Kirstie Alley. Back on TV tonight. Her new show’s creative title? “Kirstie.”

“I play a Broadway star. Selfish. Spoiled. Into night life. My unfortunate staff puts up with me. I don’t know about being a mother. I gave my son away for adoption. I wanted to shoot in New York except it’s cheaper in LA — but right now I’m in Kansas, which is where I’m from.

“I love this half-hour show because it’s not hard work. Not same as an hour sitcom, which, like a never-ending movie, is the worst. This is banker’s hours. Writers work hard. Me, it’s five days a week. Table read, checking the new script, is an hour. Next day, blocking. The best actor’s job that exists. We have a go for 13 episodes.

“I created it. I love movies about entertainers. I wanted a Broadway star’s setting and patterned my character as one with a dysfunctional family, which we then throw a wrench into. And I had a hand in casting. It’s familiar faces. After ‘Cheers,’ Rhea Perlman and I always wanted to do something together.”

How about the old dieting problem?

“Always have to watch weight. Be vigilant. Can’t eat huge quantities of steak. There’s no free ride. I still eat a good amount, but I exercise. I have a routine. I love cha-cha, so I hired a Latin ballroom dancer and go to dance class. Makes me forget I’m working out. Thanksgiving, I cooked a traditional dinner, dressing and homemade noodles for 15.

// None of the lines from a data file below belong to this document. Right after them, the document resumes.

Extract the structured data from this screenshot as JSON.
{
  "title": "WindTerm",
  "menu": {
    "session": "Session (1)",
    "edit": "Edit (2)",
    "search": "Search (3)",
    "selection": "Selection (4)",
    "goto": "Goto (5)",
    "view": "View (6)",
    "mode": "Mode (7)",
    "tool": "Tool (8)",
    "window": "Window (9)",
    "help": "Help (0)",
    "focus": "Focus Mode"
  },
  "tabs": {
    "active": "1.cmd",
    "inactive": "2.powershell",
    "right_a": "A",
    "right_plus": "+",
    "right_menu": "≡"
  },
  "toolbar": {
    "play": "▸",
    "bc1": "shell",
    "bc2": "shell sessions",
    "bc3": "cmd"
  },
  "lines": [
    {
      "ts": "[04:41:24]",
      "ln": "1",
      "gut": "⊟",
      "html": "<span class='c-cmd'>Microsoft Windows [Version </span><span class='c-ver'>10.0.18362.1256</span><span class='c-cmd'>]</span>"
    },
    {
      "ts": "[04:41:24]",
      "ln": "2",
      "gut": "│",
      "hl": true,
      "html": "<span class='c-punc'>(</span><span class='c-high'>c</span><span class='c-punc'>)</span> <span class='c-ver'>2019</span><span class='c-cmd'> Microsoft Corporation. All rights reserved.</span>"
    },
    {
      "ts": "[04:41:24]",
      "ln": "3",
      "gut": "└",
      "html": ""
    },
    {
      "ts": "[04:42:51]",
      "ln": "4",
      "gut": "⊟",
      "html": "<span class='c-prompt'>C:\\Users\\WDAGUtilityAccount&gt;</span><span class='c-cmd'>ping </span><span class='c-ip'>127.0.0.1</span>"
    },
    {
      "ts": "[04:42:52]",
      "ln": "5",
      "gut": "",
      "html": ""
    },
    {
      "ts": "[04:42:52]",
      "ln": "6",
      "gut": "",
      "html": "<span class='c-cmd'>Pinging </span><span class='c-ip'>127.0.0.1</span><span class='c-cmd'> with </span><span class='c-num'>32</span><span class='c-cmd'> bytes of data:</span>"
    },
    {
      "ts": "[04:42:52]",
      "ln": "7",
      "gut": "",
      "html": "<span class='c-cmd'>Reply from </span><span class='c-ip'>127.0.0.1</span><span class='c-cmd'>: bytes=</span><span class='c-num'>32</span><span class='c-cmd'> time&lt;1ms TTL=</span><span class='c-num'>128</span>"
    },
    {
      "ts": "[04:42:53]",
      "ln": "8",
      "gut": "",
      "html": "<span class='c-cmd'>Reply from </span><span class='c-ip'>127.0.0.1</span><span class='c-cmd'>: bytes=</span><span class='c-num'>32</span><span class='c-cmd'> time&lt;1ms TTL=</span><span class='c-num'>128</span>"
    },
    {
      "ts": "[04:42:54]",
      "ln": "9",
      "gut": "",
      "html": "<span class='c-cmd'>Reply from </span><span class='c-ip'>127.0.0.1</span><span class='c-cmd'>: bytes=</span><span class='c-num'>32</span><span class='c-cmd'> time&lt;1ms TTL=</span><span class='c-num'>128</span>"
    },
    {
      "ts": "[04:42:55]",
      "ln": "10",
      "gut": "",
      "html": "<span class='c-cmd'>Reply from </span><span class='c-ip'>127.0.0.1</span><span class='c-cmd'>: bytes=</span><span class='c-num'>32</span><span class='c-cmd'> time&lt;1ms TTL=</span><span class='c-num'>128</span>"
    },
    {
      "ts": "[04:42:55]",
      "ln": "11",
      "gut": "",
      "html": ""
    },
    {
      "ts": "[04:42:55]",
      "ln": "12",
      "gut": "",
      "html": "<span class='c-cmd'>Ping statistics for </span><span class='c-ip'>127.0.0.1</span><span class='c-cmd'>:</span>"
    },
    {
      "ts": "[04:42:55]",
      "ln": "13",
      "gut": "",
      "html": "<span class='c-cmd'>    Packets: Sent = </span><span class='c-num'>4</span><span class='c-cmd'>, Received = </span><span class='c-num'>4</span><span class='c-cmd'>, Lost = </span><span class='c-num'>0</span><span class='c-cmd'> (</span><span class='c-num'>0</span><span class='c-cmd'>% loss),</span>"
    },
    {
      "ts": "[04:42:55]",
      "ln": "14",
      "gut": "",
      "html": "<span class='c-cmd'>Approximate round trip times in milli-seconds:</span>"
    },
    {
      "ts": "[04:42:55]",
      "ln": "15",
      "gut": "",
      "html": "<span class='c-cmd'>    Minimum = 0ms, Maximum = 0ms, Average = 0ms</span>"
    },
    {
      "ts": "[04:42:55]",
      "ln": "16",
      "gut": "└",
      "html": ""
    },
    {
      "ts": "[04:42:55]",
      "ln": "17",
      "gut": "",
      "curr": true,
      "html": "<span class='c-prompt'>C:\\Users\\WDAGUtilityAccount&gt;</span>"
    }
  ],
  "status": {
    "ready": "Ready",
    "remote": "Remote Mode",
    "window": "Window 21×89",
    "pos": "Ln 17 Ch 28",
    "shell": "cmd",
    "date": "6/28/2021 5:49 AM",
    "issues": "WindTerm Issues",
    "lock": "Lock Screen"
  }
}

“I had a garage sale with some of my old things. People who worked for me came by. Listen, right now I look thin.”

Tidbits

After recently dredging up “The Great Gatsby,” Hollywood is now enlisting the “Captain Phillips” writer Billy Ray to adapt F. Scott Fitzgerald’s “The Last Tycoon” . . . Will Ferrell: “Hiding in a ladies room, you’ll hear the best female dating advice ever heard.” . . . A Northern European country, known for cold climate and citizens to match, hunting a new East Side townhouse embassy.

Siberia-bound

Could Moscow discover Snowden was dredging up stuff around them for years? I’m hearing he could get apprehended if they discover borscht stains in his shorts.

Odds & ends

People in the news: Lawyers to Laura Maioglio, whose Barbetta’s closed after a kitchen grease fire: “Get a contractor, file plans, then go for your permits.” . . . Those familiar with the Trayvon Martin case’s George Zimmerman say things like “he’s difficult . . . bears watching . . . might cause problem after problem” . . . Cheyenne Jackson on his acrid same-sex divorce: “Listen, marriage is marriage. You try to make it work. Dolly Parton once said: ‘Gays should be allowed to be as miserable as the rest of us.’ ”

Purely medicinal

NYC top MD: “A health insurance program can’t force a doctor to participate. I’m healthy. I can work. Nobody can force you to stop making a living. That’s an infringement on our civil rights. This is not a state where you can affect a person’s ability to earn a livelihood.

“It took my Canadian patient three months for an MRI and six months to get surgery. He said to me: ‘We’re finding private doctors who we can pay privately just so we can be seen! Now you’re about to mess it up and do exactly what I’m running from.’ ”

Here, there, everywhere

Into whales? Some profits to WildAid? Grammy-winning fotog Kristian Schmidt’s “Whale Shark Series” starts in Art Basel Miami today . . . Into celebrations? It’s Ray and Veronica Kelly’s 50th wedding anniversary this week . . . Also John Catsimatidis threw his wife’s birthday party in a private Russian Tea Room suite. Champagne, chicken Kiev and cookies frosted with the name “Margo.”

From Brooklyn Murray: “My question: Are people less likely to wash after using a public restroom if no one else is in that restroom?”

Only in New York, kids, only in New York.